Stéphane Brizé (France 2007 - distributeur : les Films de l'Elysée)

Edith Mériau, Jeanne Ferron, Cyril Couton, France Ducateau, Vincent Dubois

80 min.
28 février 2007
ENTRE ADULTES

Chez Schnitzler (« La ronde » portée au cinéma par Max Ophuls en 1950 et par Roger Vadim en 1964) ils étaient 10. Dix couples à dire ce qu’en général les hommes et les femmes essayent de dissimuler et de se dissimuler : aimer n’est pas facile.

Chez Brizé ils sont six à décliner la gamme des duperies et hypocrisies qui se nouent autour de l’acte amoureux. Contrairement à Schnitzler il n’y a pas d’incursion dans toutes les tranches de l’échelle sociale - on reste dans la bourgeoisie petite ou moyenne, mais comme chez Schnitzler c’est avec le même tact que sont évoqués les situations et fantasmes licencieux ou amoraux.

Douze femmes et hommes pris dans un jeu de séduction, de tromperie, de manipulation, confrontés à leurs mauvaise foi et lâchetés, du côté masculin, à leurs doutes et besoin de franchise du côté féminin. Chaque camp adopte vis-à-vis de la vérité une attitude différente : pour les uns il faut avant tout la fuir, pour les unes il faut la connaître aux risques d’en souffrir.

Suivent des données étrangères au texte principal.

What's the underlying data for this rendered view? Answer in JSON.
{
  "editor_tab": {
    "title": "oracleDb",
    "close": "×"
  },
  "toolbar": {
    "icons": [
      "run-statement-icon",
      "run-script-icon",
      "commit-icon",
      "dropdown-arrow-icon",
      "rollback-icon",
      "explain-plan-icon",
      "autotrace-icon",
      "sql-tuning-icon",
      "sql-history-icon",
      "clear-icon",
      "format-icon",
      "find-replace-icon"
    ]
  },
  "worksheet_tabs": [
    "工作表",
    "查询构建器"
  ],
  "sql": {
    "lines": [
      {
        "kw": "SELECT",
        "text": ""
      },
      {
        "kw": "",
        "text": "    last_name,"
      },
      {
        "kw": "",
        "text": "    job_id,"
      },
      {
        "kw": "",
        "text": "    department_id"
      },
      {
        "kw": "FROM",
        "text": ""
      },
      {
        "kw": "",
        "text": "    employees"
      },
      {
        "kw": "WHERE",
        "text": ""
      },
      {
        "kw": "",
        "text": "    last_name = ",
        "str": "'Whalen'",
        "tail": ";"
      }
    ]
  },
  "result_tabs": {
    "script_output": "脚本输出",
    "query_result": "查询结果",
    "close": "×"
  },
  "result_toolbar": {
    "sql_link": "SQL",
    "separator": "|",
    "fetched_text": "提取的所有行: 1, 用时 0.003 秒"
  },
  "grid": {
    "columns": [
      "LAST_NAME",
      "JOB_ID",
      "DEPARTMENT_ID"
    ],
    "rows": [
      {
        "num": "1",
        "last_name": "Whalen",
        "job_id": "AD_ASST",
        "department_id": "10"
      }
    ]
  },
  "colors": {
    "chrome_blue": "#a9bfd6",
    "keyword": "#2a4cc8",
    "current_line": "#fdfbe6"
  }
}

Stéphane Brizé pose sur la vie de ses personnages un regard attentif que les désabusés trouveront à juste titre sans illusion mais que d’autres peuvent trouver exagérément de parti pris. En effet dans chacune des saynètes, l’adultère est présenté comme nécessairement consubstantiel au déroulement d’une relation conjugale.

L’originalité d’ « Entre adultes » est d’avoir été, au départ, une initiation à la caméra de douze comédiens (tous excellents), écrite, tournée et montée en moins de vingt jours.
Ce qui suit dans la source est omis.